Caroline Santaguida, 14, trains at the Portland Ice Arena on Saturday during a short weekend trip home to Maine from Boston. (Hannah LaClaire/The Times Record)

BRUNSWICK — It doesn’t matter where she is, how many people are watching or what she was doing before; when Caroline Santaguida steps out onto the ice, everything but the music fades away and, in that moment, there is only skating.

“It’s all I’ve really ever known,” the Brunswick native said. “It’s been my passion since I started.”

Santaguida, 14, started skating when she was 2 years old, was in her first competition at age 3, and “has never gotten off the ice,” her mother, Natalie Santaguida, said.

The Brunswick native is ranked among the top “intermediate-level” figure skaters in the country and has her sights set on Team USA and the Olympics.

In US figure skating, competitive skaters move from beginner to pre-preliminary to preliminary, pre-juvenile, juvenile, then to intermediate, to novice, junior and senior.

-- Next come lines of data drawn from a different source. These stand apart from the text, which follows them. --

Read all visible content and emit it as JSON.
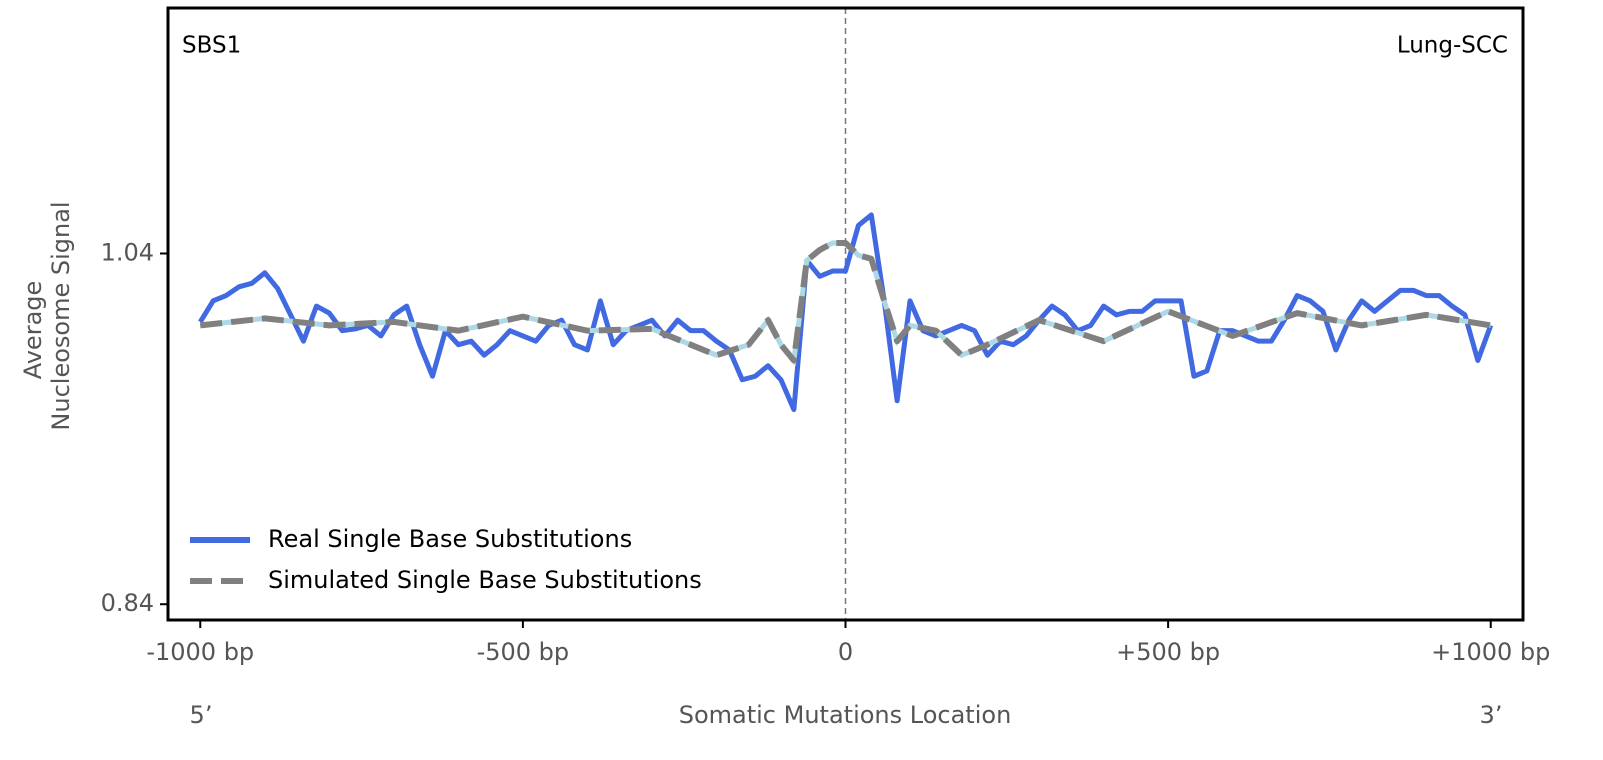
{
  "chart_data": {
    "type": "line",
    "annotations": [
      "SBS1",
      "Lung-SCC"
    ],
    "ylabel": [
      "Average",
      "Nucleosome Signal"
    ],
    "xlabel": "Somatic Mutations Location",
    "end_labels": [
      "5’",
      "3’"
    ],
    "xlim": [
      -1050,
      1050
    ],
    "ylim": [
      0.831,
      1.18
    ],
    "xticks": [
      {
        "value": -1000,
        "label": "-1000 bp"
      },
      {
        "value": -500,
        "label": "-500 bp"
      },
      0,
      {
        "value": 500,
        "label": "+500 bp"
      },
      {
        "value": 1000,
        "label": "+1000 bp"
      }
    ],
    "yticks": [
      0.84,
      1.04
    ],
    "vline": 0,
    "legend": "lower left",
    "x": [
      -1000,
      -980,
      -960,
      -940,
      -920,
      -900,
      -880,
      -860,
      -840,
      -820,
      -800,
      -780,
      -760,
      -740,
      -720,
      -700,
      -680,
      -660,
      -640,
      -620,
      -600,
      -580,
      -560,
      -540,
      -520,
      -500,
      -480,
      -460,
      -440,
      -420,
      -400,
      -380,
      -360,
      -340,
      -320,
      -300,
      -280,
      -260,
      -240,
      -220,
      -200,
      -180,
      -160,
      -140,
      -120,
      -100,
      -80,
      -60,
      -40,
      -20,
      0,
      20,
      40,
      60,
      80,
      100,
      120,
      140,
      160,
      180,
      200,
      220,
      240,
      260,
      280,
      300,
      320,
      340,
      360,
      380,
      400,
      420,
      440,
      460,
      480,
      500,
      520,
      540,
      560,
      580,
      600,
      620,
      640,
      660,
      680,
      700,
      720,
      740,
      760,
      780,
      800,
      820,
      840,
      860,
      880,
      900,
      920,
      940,
      960,
      980,
      1000
    ],
    "series": [
      {
        "name": "Real Single Base Substitutions",
        "color": "#4169e1",
        "values": [
          1.001,
          1.013,
          1.016,
          1.021,
          1.023,
          1.029,
          1.02,
          1.005,
          0.99,
          1.01,
          1.006,
          0.996,
          0.997,
          0.999,
          0.993,
          1.005,
          1.01,
          0.988,
          0.97,
          0.996,
          0.988,
          0.99,
          0.982,
          0.988,
          0.996,
          0.993,
          0.99,
          0.999,
          1.002,
          0.988,
          0.985,
          1.013,
          0.988,
          0.996,
          0.999,
          1.002,
          0.993,
          1.002,
          0.996,
          0.996,
          0.99,
          0.985,
          0.968,
          0.97,
          0.976,
          0.968,
          0.951,
          1.036,
          1.027,
          1.03,
          1.03,
          1.056,
          1.062,
          1.013,
          0.956,
          1.013,
          0.996,
          0.993,
          0.996,
          0.999,
          0.996,
          0.982,
          0.99,
          0.988,
          0.993,
          1.002,
          1.01,
          1.005,
          0.996,
          0.999,
          1.01,
          1.005,
          1.007,
          1.007,
          1.013,
          1.013,
          1.013,
          0.97,
          0.973,
          0.996,
          0.996,
          0.993,
          0.99,
          0.99,
          1.002,
          1.016,
          1.013,
          1.007,
          0.985,
          1.002,
          1.013,
          1.007,
          1.013,
          1.019,
          1.019,
          1.016,
          1.016,
          1.01,
          1.005,
          0.979,
          0.999
        ]
      },
      {
        "name": "Simulated Single Base Substitutions",
        "color": "#808080",
        "gap_color": "#add8e6",
        "x": [
          -1000,
          -900,
          -800,
          -700,
          -600,
          -500,
          -400,
          -300,
          -200,
          -150,
          -120,
          -100,
          -80,
          -60,
          -40,
          -20,
          0,
          20,
          40,
          60,
          80,
          100,
          140,
          180,
          220,
          300,
          400,
          500,
          600,
          700,
          800,
          900,
          1000
        ],
        "values": [
          0.999,
          1.003,
          0.999,
          1.001,
          0.996,
          1.004,
          0.996,
          0.997,
          0.982,
          0.988,
          1.002,
          0.988,
          0.979,
          1.036,
          1.042,
          1.046,
          1.046,
          1.039,
          1.037,
          1.013,
          0.99,
          0.999,
          0.996,
          0.982,
          0.988,
          1.002,
          0.99,
          1.007,
          0.993,
          1.006,
          0.999,
          1.005,
          0.999
        ]
      }
    ]
  }
}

On Friday, two young skaters from Maine, Briella Doherty, 10 and Hans-Erik Jerosch, 13, placed 12th at the U.S. Figure Skating Championships in Detroit with a score of 26.41 points, slightly lower than their qualifying score. The two competed against just three other pairs at sectionals due to injuries. Only the top four of each of the country’s three sectional competitions advance to nationals. Santaguida placed 12th at sectionals this year with a score of 30.35 in the short program and 11th in the free skate with a score of 56.30. First place winner Linsday Thorngren, 14, of  New Jersey, scored 49.34 points and 87.20 points, respectively.

It has not been and will not be an easy road to get to nationals. Santaguida and her mother rent an apartment in Boston so she can train with the likes of coaches and champion skaters Evgenia Shishkova and Vadim Naumov and Olympic champion Ekaterina Gordeeva. She is on the ice three or four hours each day, training off-ice doing stretching, cardio, strength training, ballet and more for another hour and 45 minutes. She is a student at Maine Connections Academy, an online public school for Grades 7-12 because her training schedule makes it difficult to have a traditional school day. She spends her summers doing intensive training in Switzerland, representing the United States.

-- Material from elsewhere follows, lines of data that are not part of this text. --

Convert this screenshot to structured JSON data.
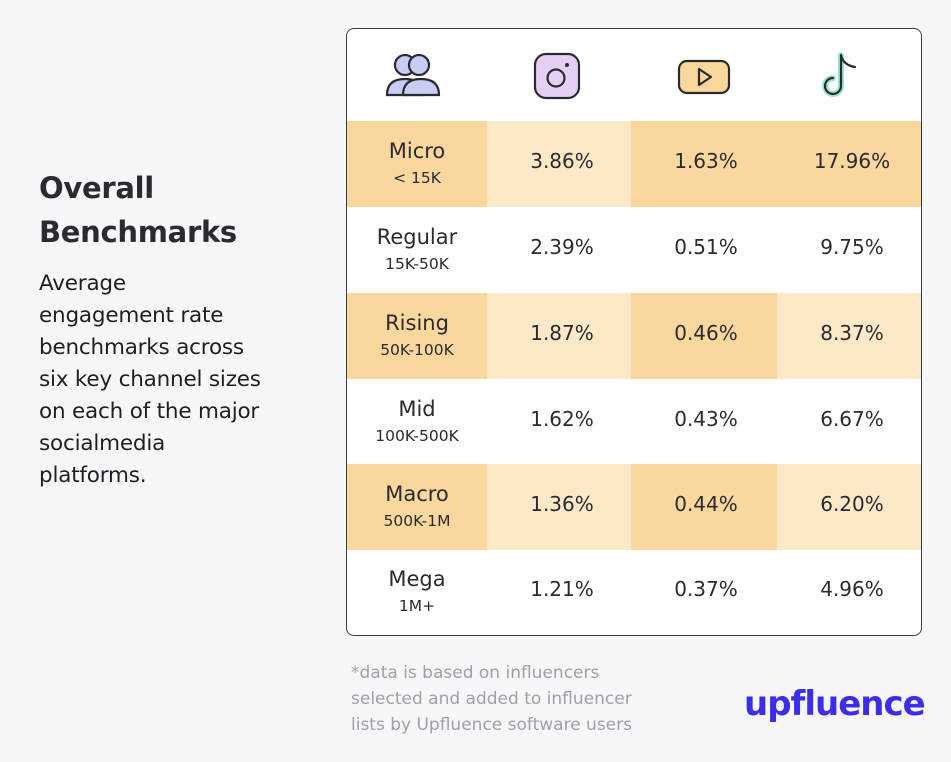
{
  "heading": {
    "line1": "Overall",
    "line2": "Benchmarks"
  },
  "description_lines": [
    "Average",
    "engagement rate",
    "benchmarks across",
    "six key channel sizes",
    "on each of the major",
    "socialmedia",
    "platforms."
  ],
  "icons": {
    "col0": "people-icon",
    "col1": "instagram-icon",
    "col2": "youtube-icon",
    "col3": "tiktok-icon"
  },
  "colors": {
    "highlight_dark": "#fad79d",
    "highlight_light": "#fde9c8",
    "brand": "#3c2de8",
    "brand_dot": "#f2b14a"
  },
  "footnote_lines": [
    "*data is based on influencers",
    "selected and added to influencer",
    "lists by Upfluence software users"
  ],
  "logo": {
    "text": "upfluence"
  },
  "chart_data": {
    "type": "table",
    "columns": [
      "Instagram",
      "YouTube",
      "TikTok"
    ],
    "rows": [
      {
        "tier": "Micro",
        "range": "< 15K",
        "values": [
          "3.86%",
          "1.63%",
          "17.96%"
        ]
      },
      {
        "tier": "Regular",
        "range": "15K-50K",
        "values": [
          "2.39%",
          "0.51%",
          "9.75%"
        ]
      },
      {
        "tier": "Rising",
        "range": "50K-100K",
        "values": [
          "1.87%",
          "0.46%",
          "8.37%"
        ]
      },
      {
        "tier": "Mid",
        "range": "100K-500K",
        "values": [
          "1.62%",
          "0.43%",
          "6.67%"
        ]
      },
      {
        "tier": "Macro",
        "range": "500K-1M",
        "values": [
          "1.36%",
          "0.44%",
          "6.20%"
        ]
      },
      {
        "tier": "Mega",
        "range": "1M+",
        "values": [
          "1.21%",
          "0.37%",
          "4.96%"
        ]
      }
    ]
  }
}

Caroline Santaguida performs a “program,” or routine, at a recent competition. Santaguida, a Brunswick native, is ranked as one of the top 12 figure skaters at her level in the country. (Courtesy of Natalie Santaguida)

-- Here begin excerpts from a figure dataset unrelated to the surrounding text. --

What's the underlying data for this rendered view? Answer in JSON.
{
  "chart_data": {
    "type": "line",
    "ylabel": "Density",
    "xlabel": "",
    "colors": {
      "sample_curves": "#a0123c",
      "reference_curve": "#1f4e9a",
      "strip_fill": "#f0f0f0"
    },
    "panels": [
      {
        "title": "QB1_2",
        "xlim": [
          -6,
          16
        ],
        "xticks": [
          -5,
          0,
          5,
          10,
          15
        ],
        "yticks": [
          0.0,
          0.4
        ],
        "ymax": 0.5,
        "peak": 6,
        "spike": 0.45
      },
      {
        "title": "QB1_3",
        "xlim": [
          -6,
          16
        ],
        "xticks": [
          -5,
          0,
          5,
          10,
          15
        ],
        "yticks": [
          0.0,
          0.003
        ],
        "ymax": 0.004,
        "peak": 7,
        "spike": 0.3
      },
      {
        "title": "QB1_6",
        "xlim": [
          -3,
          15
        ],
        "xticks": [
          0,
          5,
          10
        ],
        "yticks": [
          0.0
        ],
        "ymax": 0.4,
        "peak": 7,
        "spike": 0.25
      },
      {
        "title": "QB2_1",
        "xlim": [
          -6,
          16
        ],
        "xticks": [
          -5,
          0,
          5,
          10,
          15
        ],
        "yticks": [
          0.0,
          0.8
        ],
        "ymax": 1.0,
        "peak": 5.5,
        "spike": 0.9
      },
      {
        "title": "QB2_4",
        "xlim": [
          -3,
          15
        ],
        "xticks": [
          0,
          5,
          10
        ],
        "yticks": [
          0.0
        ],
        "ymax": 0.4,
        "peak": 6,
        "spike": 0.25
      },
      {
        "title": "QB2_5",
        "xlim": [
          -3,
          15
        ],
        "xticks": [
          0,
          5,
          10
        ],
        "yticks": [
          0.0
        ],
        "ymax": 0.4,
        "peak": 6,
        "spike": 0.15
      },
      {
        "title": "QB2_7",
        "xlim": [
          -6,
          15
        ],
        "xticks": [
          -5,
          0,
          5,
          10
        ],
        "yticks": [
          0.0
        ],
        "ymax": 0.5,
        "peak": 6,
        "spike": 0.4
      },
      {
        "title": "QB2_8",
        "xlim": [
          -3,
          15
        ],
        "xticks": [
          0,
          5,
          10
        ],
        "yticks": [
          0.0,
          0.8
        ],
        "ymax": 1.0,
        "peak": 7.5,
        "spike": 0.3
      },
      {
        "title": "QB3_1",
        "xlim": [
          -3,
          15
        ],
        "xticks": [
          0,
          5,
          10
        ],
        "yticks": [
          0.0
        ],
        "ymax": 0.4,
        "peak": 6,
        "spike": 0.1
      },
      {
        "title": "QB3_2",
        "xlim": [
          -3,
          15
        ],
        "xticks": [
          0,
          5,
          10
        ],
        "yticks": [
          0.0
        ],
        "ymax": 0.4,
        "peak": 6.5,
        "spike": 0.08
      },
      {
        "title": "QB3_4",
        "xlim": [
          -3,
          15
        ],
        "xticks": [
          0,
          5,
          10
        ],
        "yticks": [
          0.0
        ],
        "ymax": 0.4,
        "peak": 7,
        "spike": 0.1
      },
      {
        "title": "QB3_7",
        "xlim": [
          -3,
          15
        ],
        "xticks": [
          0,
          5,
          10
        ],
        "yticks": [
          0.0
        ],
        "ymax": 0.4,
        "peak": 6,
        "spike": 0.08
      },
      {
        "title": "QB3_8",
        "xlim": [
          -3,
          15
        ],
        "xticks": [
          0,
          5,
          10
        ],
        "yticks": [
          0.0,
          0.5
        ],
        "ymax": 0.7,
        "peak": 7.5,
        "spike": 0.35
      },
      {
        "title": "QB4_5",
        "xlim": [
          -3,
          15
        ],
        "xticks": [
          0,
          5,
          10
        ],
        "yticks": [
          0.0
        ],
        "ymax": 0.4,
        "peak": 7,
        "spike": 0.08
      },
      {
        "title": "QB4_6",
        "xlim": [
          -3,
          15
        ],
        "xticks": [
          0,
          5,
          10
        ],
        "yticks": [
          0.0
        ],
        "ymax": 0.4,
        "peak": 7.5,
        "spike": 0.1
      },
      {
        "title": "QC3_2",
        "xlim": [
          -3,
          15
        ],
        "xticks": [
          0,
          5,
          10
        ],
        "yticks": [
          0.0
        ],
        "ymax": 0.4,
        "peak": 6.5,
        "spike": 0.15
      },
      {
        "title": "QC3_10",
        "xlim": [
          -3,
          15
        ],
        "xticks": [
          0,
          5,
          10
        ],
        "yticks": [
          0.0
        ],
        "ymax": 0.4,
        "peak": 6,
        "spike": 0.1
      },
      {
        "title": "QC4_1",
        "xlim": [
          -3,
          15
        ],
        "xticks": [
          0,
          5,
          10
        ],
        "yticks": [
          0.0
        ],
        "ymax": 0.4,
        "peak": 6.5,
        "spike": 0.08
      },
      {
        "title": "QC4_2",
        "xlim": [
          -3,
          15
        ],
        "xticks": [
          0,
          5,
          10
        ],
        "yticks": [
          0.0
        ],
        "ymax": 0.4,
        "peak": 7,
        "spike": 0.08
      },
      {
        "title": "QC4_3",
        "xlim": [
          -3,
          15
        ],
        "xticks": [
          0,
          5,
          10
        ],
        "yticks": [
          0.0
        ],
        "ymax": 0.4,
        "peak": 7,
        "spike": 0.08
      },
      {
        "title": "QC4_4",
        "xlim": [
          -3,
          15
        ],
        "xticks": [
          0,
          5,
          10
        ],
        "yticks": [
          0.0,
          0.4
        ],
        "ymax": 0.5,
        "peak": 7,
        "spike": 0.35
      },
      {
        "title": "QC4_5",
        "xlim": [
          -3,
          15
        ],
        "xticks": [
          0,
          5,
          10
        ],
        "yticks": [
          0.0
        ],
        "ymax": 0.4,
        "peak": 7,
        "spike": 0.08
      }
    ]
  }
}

Santaguida and her mother try to make it home to Brunswick to see her dad every weekend, but when competitions, traveling or shows come up, it doesn’t always happen. Her brothers are in college now, and her dad calls nightly and comes to see her skate whenever he can. 

“I don’t like not being on the ice,” Caroline Santaguida said. “When I look at my idols … it motivates me. I want to become a part of that,” she said.

Rigorous training every day, working in a competitive atmosphere, always stepping up her game a little more can be taxing. Santaguida, like many of her fellow skaters, sees a sports psychologist. She deals with anxiety, panic attacks and a tremendous amount of pressure. It can be hard to make friends who skate at the same level because the rivalries run so deep.

“My friends and I joke that we don’t have a childhood because this is all we know,” she said. Despite this, Santaguida still loves the sport and is rarely without a smile when she’s on the ice.

“Even if I was on the verge of dying I would still do it,” she said, adding “You get this rush when you step on the ice,” and a spike of adrenaline. She prefers a challenge (even thinks it’s fun) and is currently trying to master her triples.

“Some of these junior and senior skaters aren’t doing double axels and triples,” Natalie Santaguida said. “The bar has really been set by this group of 12 and 13-year-olds.”

Some of that comes down to finding the right match between skater and coach, something Natalie Santaguida said her family has been really lucky with.

Currently Russian-trained, Santaguida started her training with Ann Hanson and Lynda Hathaway in Portland, whose styles complement what Santaguida now does with Shishkova and Naumov.

“Caroline is a spectacular student, human being,” Hathaway said. The two have known each other since Santaguida was only 3 years old and now acts as a sort of adviser and mentor for some of the tougher skating related decisions.

“I have used her as a role model many times,” she said. “I can find no fault with her.”  “Whenever she (leaves competition) she would make a great coach,” she added.

For now, though, Santaguida is training for The Skating Club of Boston’s annual show “Ice Chips: Show of Champions” in April, where she will get to solo to music from her favorite movie, “Nightmare Before Christmas.”

The figure skating season starts in April and goes through mid-October for regionals and into November for sectionals. This year, she hopes to place at sectionals and move on to nationals.

“It’s amazing, it’s such a graceful sport,” Caroline Santaguida said. “It takes focus more than anything.”